Anyway, I started flipping through one of my books, Tony Curtis' The Well in the Rain, and after a breakfast skimming came to the conclusion that he's probably one of those men who can't stand to look at a pregnant woman without feeling personally guilty for what men have done to her beauty. He writes about Eve, the morning after Eden, and about "The Shifting of Stones" comparing an old woman to an old shipyard. Here, it's short, perhaps I'll get nailed for copyright infringement, but I don't know how to explain someone else's poetry without quoting it and I hate to quote short poetry in part. A poem is a whole. With a short poem, lines rarely stand alone without losing their meaning. Not to mention the fact that the book was special ordered for a class and the price tag on the back is in pounds. I don't even know that if you looked for this book you'd be able to find it stateside.
The Shifting Stones
by Tony Curtis
Old Shipyards
like old women
wither and die;
too much water
in their bones
Yet, when they
were young, their
still, quiet waters
offered safe harbour;
homes for weary bones.
The song and dance
of a salty sailor charmed
my mother. The sea rocked
against her sides,
calm until the storms.
Now the stones
have shifted,
the gantries rusted.
The blessing of ships
has not been heard for years.
When I first read this poem I wrote in the margin, "What are the stones?" Now I don't know if that was my note or the question of a professor and on first re-reading my first thought is that a stone is a unit of weight. To this poem I say, shut up Tony. The world has gotten it into its head that motherhood is an ugly thing; that it, paired with age, transforms pretty young girls into ugly, fat, gossiping old women. That it's one of many tortures inflicted on poor, defenseless women by awful, abusive men. I'll let you in on some secrets: motherhood does change a woman, but only the one's who were utterly ditzy to start with will come out the other end just as frivolous. It deepens our experience of sacrifice and love and humanity. How could it not? What you're doing is witnessing a human life, one you can't help but take the deepest interest in, from the ground up. And second, some women actually like men. Scandalous, I know.

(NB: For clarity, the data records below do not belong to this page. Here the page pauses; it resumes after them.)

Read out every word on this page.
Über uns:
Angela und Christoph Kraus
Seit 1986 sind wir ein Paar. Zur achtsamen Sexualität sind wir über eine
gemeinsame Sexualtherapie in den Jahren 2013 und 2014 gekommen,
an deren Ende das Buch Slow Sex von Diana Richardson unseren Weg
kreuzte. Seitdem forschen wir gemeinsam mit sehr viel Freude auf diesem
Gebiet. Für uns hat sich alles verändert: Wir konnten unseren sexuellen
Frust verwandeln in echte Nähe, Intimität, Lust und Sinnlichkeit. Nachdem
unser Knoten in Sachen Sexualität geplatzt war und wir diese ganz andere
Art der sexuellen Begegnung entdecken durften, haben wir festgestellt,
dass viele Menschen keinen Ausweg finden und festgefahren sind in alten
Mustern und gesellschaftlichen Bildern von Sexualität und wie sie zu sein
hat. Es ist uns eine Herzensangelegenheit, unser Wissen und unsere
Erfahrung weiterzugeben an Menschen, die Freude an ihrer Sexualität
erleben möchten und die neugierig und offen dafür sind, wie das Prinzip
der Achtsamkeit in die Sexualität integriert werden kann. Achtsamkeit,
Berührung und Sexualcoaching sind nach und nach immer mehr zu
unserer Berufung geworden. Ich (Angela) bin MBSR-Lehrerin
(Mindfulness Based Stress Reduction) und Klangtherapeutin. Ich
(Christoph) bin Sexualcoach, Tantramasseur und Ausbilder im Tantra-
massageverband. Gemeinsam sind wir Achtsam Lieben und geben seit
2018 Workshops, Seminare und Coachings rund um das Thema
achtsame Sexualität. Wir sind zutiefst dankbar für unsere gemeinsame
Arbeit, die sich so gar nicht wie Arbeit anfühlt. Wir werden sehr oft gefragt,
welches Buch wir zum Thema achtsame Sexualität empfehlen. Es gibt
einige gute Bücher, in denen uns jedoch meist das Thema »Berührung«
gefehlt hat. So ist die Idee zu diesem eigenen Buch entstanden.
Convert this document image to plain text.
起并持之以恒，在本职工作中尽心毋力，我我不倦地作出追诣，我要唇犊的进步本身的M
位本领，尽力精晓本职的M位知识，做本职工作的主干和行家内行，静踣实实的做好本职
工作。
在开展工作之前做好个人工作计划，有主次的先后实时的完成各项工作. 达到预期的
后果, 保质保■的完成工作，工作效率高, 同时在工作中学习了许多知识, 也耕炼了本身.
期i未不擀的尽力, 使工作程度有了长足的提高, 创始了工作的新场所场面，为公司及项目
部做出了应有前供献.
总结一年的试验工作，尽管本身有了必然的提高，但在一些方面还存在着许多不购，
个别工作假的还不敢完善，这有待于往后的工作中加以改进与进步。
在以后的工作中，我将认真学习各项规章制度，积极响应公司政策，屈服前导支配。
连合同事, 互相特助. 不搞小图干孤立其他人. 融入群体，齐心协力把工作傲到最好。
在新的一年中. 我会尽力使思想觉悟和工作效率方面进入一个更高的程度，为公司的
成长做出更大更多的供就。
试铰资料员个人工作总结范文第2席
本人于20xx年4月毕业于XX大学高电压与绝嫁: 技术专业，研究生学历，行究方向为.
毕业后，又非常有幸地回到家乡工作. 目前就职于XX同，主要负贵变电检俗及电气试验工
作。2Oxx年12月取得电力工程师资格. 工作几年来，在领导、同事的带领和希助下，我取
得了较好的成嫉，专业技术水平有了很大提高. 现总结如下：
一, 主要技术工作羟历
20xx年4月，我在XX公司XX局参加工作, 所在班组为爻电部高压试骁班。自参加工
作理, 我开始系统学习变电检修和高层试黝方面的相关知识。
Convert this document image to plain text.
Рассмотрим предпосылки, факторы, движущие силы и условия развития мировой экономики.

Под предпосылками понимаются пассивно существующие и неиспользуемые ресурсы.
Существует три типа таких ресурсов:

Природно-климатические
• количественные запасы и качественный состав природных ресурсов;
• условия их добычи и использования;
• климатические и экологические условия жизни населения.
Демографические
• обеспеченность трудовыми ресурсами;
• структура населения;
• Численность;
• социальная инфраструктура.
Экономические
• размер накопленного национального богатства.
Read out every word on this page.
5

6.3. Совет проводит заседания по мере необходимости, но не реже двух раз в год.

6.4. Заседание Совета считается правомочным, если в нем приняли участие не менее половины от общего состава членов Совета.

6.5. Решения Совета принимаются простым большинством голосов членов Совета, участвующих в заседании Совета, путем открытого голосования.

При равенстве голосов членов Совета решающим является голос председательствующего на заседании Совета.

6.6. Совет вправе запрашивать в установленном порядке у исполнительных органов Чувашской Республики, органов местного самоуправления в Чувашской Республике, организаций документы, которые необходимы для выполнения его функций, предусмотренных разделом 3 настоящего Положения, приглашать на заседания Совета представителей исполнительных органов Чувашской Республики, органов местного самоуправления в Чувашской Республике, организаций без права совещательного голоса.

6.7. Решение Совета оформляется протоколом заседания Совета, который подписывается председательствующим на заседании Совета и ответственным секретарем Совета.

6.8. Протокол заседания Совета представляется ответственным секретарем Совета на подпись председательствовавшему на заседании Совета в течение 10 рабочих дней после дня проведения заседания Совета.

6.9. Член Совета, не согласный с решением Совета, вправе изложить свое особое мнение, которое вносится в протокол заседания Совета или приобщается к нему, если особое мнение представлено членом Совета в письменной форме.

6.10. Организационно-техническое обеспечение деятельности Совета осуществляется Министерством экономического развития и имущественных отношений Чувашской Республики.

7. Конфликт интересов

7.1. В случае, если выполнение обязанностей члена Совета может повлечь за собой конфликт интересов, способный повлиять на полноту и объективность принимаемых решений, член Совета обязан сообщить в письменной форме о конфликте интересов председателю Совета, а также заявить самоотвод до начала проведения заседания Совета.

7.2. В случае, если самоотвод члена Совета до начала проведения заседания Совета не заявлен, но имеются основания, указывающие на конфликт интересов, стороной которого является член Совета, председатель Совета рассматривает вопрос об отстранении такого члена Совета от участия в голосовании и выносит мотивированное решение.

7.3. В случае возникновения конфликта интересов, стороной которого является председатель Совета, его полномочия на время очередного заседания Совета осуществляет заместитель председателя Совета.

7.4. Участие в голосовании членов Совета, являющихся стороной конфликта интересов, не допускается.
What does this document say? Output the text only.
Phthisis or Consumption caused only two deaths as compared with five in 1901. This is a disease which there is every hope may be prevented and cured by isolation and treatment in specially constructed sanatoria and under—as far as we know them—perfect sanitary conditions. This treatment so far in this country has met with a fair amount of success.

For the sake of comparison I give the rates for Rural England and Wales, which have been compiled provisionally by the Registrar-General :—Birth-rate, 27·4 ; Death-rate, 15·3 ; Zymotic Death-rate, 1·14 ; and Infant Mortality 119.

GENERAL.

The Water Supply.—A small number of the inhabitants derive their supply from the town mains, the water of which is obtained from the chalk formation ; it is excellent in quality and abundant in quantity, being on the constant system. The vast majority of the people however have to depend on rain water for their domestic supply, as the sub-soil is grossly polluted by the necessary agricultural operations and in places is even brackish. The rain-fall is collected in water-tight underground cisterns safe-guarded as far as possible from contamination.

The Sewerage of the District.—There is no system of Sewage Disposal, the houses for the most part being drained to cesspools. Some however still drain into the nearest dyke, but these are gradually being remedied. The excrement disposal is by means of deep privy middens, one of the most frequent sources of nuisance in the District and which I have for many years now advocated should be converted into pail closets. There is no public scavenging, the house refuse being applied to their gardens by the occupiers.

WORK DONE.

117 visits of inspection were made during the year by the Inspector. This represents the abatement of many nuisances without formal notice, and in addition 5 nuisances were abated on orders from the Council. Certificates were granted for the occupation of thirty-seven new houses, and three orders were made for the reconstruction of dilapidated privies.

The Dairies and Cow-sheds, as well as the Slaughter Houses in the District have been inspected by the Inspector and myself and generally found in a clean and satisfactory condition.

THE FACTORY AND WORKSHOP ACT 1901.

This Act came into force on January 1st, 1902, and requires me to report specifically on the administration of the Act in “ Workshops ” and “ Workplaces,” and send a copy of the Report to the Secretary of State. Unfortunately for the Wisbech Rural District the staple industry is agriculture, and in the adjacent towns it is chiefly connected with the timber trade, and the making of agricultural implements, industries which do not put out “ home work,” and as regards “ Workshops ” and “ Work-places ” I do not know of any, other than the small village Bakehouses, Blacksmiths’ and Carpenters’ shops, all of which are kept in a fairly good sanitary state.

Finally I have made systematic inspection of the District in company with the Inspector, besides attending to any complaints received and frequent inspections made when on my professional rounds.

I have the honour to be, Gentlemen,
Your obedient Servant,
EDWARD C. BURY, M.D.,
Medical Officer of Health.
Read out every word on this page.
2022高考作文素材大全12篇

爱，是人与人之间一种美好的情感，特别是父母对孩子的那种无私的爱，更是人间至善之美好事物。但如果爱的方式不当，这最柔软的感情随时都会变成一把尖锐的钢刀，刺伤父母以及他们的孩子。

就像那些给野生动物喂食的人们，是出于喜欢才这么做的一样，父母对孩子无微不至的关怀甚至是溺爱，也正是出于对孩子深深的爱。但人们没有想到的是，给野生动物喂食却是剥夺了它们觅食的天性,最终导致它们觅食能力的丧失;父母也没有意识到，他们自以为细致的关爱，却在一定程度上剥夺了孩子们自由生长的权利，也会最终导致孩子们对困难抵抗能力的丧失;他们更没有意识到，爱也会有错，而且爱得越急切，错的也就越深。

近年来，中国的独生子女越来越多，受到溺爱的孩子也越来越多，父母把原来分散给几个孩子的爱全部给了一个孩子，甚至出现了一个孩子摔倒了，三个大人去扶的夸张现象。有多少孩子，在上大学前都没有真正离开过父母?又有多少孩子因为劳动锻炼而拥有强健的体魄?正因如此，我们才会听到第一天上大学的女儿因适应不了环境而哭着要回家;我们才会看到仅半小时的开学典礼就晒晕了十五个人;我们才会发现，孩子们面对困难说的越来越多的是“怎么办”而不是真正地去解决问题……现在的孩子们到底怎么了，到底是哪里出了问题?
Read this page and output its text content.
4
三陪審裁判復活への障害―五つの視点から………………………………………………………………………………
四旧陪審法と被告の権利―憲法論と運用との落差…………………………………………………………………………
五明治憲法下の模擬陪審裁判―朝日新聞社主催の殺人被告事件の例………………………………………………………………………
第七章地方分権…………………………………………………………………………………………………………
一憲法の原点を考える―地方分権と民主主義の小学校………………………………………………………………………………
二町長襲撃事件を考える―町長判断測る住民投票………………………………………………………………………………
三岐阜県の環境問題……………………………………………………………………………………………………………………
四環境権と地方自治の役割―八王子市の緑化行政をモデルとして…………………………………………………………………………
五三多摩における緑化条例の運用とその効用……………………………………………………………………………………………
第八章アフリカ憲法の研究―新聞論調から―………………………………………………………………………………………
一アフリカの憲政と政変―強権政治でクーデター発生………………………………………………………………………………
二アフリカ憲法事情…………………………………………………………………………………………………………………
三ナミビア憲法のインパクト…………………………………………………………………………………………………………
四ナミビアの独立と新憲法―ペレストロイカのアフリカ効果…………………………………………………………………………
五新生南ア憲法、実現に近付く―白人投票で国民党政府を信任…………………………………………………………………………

Your body will wither with age no matter how you live. That's a fact of life if you live it. If the physical is all you care for in a woman then you have no business with her any more than you would with a book if all you cared about was the feel of its cover and the scent of its pages. I've never known anyone who loves books who doesn't also love these things. While the satisfaction of breaking in a fresh spine is a pleasure, and one with a certain sadness to it, there are few things better than a book that's been well read and still holds all its pages. The dog ears, the notes, the softening of the paper, the pages that fall open.... Sorry, can you tell I was raised by a librarian? Maybe not, I'm talking about writing in books which is a habit I only picked up after leaving home. My point is that a lover is not a lover until she is well loved.
I love this, I love this, I love this. Well-loved and worn and understood (or at least attempted to be); there is beauty in the smell of new parchment, just a story untold, but the feel of a book that has lived and shared, experienced and taught.. you can feel that beauty bone-deep.